04-12-2008, Saat: 04:13 PM
HER YENİ başlangıç beni müthiş heyecanlandırır. Bu bazen elime aldığım yeni bir kitabın ilk sayfası olur. Bazen de bir ağacın dallarındaki tomurcukların uyanışı. Bazen bir bebeğin ilk adımlarını atışını seyretmek de olabilir.
Eğer şuurunuz açık ve duygularınız uyanık ise, hemen söyleyeyim hayatta karşılaşacağınız sürprizler hiç de az değildirler. O gün ne yapacağınız ne yakalayacağınız, biraz da sizin duruş ve bakışınıza bağlıdır.
Tecrübeli bir balıkçının dediği gibi:
“Yakalayacağınız balığın cinsini belirleyen, elinizdeki yemin kalitesidir.”
Hayat tıpkı bir ayna gibidir. İçinizde ne taşıyorsanız, dışınızda onu buluyorsunuz. Yaşamak, hayatı başıboş bir şekilde tüketip bitirmek demek değildir. Yaşamak, o hayatın iman ile hakkını vermektir. Hayatın hayatı iman iledir, inanç iledir. Hayatın kemâli ise, her daim devam iledir. Yüce Yaratıcı ile bağını koparan bir hayat, zindandan farksızdır, karanlıktır. Sürekli nur, bitmeyen ışık Ondandır. Hayatın sahibindendir, onu yaratandan gelir.

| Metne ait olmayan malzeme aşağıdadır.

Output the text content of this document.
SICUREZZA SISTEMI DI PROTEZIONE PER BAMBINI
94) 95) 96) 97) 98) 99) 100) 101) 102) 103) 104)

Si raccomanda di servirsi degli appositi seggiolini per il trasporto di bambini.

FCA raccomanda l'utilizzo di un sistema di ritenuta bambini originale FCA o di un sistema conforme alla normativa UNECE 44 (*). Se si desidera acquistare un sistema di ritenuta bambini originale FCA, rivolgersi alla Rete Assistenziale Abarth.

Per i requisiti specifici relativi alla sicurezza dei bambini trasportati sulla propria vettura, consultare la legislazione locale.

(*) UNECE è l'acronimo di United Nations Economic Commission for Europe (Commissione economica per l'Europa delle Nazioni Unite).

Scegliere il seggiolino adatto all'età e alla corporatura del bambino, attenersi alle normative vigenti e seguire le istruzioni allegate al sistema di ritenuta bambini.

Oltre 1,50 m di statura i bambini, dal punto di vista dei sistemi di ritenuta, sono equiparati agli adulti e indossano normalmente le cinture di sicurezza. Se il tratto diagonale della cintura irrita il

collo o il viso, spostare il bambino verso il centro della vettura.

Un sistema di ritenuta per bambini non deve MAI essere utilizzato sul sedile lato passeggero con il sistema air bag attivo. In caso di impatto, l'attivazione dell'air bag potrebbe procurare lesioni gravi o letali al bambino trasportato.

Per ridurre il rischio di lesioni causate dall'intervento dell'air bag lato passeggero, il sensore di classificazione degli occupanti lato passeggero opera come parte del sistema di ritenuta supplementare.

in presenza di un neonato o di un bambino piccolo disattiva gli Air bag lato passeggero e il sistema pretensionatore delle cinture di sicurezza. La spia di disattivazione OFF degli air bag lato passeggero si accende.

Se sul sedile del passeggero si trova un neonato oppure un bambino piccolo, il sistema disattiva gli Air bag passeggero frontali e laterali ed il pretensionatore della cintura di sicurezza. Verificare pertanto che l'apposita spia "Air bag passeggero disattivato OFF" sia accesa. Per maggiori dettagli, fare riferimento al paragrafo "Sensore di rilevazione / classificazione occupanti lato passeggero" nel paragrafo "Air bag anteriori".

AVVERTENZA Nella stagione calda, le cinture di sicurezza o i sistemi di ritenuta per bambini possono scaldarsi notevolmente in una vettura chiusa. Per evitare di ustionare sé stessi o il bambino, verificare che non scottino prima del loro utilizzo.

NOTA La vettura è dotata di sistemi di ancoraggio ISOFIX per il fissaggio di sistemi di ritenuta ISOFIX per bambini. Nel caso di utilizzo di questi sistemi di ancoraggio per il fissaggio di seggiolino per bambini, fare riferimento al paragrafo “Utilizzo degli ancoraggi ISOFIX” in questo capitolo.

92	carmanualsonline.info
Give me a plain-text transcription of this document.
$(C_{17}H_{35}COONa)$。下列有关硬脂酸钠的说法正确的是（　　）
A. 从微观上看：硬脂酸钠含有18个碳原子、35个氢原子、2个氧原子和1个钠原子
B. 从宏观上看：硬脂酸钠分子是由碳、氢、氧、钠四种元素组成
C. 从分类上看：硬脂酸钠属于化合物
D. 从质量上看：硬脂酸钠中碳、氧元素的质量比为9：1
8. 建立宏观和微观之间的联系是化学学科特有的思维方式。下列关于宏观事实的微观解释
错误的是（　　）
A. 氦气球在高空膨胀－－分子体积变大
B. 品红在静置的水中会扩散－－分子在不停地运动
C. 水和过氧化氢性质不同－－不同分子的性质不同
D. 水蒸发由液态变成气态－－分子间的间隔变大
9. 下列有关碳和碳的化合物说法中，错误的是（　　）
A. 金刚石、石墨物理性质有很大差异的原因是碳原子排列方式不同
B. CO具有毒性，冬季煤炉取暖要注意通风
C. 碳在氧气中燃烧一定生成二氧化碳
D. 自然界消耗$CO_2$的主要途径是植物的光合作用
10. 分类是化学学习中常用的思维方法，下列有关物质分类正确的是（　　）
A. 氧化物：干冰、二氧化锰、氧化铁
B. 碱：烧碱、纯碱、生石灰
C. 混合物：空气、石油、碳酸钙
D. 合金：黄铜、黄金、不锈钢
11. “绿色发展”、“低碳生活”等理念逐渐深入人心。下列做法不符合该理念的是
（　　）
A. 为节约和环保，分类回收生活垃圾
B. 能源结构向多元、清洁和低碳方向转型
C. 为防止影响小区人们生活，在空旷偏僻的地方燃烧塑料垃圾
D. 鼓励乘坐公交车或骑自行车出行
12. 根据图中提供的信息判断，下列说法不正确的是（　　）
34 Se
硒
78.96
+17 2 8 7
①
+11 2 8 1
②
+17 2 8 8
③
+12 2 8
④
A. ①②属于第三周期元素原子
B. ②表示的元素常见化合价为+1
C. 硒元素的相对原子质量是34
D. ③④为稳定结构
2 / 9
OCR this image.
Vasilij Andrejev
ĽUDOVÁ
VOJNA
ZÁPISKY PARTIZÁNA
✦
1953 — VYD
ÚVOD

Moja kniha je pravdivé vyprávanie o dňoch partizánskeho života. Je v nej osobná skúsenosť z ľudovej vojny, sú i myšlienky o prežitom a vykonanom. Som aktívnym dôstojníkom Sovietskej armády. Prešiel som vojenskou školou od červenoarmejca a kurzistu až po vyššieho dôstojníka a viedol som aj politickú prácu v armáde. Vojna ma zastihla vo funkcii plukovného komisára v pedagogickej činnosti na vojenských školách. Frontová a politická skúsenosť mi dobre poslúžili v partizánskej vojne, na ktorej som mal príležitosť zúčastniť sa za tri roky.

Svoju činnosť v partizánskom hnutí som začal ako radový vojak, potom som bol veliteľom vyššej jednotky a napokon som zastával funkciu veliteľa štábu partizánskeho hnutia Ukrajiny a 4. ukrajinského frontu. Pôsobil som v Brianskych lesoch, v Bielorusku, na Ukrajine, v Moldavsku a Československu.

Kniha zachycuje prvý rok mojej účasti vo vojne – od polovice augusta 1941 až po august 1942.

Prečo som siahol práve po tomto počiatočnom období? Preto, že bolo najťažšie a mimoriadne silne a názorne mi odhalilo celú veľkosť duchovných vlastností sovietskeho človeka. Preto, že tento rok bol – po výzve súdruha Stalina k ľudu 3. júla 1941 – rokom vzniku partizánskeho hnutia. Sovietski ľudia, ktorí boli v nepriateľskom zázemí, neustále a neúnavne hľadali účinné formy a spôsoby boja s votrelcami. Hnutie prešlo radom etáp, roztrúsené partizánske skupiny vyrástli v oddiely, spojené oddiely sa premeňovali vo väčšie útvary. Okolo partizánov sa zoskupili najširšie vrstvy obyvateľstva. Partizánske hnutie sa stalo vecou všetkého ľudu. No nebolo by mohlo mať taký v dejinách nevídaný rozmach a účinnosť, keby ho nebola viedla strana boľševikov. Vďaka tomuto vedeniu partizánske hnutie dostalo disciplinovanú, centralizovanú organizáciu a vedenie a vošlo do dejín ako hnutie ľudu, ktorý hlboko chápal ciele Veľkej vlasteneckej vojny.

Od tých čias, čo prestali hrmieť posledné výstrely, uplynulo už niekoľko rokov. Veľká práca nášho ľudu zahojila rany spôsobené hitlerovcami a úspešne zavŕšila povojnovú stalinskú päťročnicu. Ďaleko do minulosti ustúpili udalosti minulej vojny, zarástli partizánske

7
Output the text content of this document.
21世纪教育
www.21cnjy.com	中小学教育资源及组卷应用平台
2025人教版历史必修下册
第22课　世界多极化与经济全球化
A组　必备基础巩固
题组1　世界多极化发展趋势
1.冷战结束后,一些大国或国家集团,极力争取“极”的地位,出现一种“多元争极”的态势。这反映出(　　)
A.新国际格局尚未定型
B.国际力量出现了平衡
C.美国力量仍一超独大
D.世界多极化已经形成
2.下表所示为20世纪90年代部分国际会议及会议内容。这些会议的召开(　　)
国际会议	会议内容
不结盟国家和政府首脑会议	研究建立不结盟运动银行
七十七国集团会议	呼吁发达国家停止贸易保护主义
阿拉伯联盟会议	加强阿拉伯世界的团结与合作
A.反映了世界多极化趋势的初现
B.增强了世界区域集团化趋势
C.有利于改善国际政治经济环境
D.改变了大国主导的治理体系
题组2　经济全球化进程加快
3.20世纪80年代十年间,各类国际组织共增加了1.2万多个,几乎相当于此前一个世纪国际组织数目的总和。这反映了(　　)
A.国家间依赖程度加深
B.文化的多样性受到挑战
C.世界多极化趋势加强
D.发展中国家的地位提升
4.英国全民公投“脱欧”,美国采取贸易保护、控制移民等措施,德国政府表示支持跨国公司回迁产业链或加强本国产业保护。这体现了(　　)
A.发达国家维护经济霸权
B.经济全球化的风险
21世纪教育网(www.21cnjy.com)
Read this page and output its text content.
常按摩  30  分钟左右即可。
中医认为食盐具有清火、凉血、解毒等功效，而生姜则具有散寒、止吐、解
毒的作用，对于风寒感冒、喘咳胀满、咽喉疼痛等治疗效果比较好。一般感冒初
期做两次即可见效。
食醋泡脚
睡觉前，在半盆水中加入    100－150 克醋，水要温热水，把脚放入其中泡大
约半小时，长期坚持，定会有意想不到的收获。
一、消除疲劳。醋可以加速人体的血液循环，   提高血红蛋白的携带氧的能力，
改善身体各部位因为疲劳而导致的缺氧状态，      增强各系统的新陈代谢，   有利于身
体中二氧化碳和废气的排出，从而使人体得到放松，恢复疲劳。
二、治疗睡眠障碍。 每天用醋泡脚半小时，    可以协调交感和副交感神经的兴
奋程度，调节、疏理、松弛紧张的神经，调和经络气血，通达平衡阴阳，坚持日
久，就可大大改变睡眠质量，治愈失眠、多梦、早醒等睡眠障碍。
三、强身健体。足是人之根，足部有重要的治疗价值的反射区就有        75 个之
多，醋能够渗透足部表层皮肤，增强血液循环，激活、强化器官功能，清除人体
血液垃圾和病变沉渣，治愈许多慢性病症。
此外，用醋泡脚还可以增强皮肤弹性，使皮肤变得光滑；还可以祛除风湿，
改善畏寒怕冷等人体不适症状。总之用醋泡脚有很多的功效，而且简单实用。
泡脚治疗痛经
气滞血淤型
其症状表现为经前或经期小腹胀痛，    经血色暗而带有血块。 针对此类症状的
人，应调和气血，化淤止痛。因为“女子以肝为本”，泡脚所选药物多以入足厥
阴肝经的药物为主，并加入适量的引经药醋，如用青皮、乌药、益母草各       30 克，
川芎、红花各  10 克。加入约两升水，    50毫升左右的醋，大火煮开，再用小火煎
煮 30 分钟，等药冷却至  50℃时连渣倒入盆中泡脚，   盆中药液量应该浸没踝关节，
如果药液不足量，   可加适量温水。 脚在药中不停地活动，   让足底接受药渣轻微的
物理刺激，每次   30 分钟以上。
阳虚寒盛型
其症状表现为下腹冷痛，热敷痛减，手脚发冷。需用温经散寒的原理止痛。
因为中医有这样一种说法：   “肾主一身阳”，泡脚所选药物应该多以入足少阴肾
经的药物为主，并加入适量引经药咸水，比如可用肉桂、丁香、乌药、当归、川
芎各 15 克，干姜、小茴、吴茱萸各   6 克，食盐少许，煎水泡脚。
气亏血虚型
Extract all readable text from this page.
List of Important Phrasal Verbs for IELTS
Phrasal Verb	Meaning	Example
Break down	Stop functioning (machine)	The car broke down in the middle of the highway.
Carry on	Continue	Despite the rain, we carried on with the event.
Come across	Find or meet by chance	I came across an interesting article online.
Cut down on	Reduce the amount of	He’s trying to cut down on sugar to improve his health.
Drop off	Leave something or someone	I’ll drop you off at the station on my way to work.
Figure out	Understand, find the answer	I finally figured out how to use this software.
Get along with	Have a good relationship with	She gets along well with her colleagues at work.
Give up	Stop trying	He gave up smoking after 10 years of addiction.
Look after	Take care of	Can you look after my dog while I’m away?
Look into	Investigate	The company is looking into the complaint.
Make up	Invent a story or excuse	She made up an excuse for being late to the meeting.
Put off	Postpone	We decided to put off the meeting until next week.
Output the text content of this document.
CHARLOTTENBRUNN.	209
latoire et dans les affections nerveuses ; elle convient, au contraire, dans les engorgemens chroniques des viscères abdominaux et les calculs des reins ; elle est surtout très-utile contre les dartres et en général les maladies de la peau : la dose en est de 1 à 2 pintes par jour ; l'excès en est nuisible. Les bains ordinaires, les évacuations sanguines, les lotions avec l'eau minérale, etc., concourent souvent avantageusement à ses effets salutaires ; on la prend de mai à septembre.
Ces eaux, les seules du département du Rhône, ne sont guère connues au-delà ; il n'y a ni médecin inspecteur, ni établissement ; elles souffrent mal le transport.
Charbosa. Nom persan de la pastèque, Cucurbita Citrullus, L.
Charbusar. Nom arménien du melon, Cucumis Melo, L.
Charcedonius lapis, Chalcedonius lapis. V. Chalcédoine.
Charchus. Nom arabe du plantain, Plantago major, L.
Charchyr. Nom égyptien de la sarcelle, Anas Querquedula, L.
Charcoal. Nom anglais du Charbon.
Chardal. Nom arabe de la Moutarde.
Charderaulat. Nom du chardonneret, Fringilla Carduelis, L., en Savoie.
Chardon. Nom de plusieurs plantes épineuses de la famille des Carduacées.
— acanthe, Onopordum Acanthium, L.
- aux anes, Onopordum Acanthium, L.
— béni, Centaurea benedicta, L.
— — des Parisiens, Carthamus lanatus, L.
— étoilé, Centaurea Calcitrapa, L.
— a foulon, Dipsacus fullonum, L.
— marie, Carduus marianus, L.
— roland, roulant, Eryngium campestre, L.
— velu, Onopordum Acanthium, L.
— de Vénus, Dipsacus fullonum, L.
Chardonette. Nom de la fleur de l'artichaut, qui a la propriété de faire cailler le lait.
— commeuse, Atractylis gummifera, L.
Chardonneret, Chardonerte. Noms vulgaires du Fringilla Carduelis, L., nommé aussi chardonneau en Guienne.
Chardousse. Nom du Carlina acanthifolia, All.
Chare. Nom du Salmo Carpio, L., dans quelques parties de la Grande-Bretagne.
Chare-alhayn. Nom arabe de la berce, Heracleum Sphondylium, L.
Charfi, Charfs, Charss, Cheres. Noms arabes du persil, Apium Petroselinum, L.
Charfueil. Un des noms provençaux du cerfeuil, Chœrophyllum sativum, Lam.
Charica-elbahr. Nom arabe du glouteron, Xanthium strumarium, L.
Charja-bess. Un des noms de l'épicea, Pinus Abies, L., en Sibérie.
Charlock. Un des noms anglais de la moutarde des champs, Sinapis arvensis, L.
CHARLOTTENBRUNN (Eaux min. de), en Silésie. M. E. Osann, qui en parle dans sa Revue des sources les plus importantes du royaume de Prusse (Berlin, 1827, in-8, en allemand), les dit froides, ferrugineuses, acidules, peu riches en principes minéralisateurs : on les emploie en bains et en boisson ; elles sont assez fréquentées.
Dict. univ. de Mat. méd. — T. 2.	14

Yoksa birçok insanın yaptığı gibi hayat, yaşamak zorunda kaldığı ve asla kıymetini bilemediği bir şey olup çıkar elimizden. Elbette hayatın gayesi bu değildir. Aksi halde hayat en büyük bir nimet iken, en büyük bir azap olur. Gençliğinde ya da hayatının bir döneminde böyle yaşayan, sonra da bu yanlışı fark edip hidayete eren ve dosdoğru bir hayata yönelen nice insanlar var.
HAYAT bir defadır ve ancak dosdoğru yaşamaya yetecek kadardır, çok kısadır. Hayatın kıymetini belirleyen hayatın kendisi değil, hayatı bize kim verdiyse o olabilir. Allah (c.c.) nasıl bir hayat yaşamamızı istiyorsa, biz ancak ona uygun yaşamakla bu hayatın kıymetini anlayabiliriz. İdeal ve gerçek hayat budur. Gerisi boştur.
Böyle bir gün, hayata yeniden doğduğumuz, merhaba dediğimiz o gündür. İşte böyle günlerden bir gün, baharla beraber ruhumun da uyandığı bir sabah, parkta bir bebeğin ilk adım atışlarını seyrettim. Genç bir baba, iki elinden tuttuğu yavrucuğunu yürütmeye çalışıyordu. Bebek çok heyecanlıydı. Adımlarını dizden kırıp atıyor, dilini ısırıyordu. Bir yandan da böcük böcük gözlerle bakınıp hedefine ilerliyordu. Parkın bir köşesinde durup, baba ile çocuğun macerasını ve birbirlerini kucaklayıp sarılışlarını seyrettim.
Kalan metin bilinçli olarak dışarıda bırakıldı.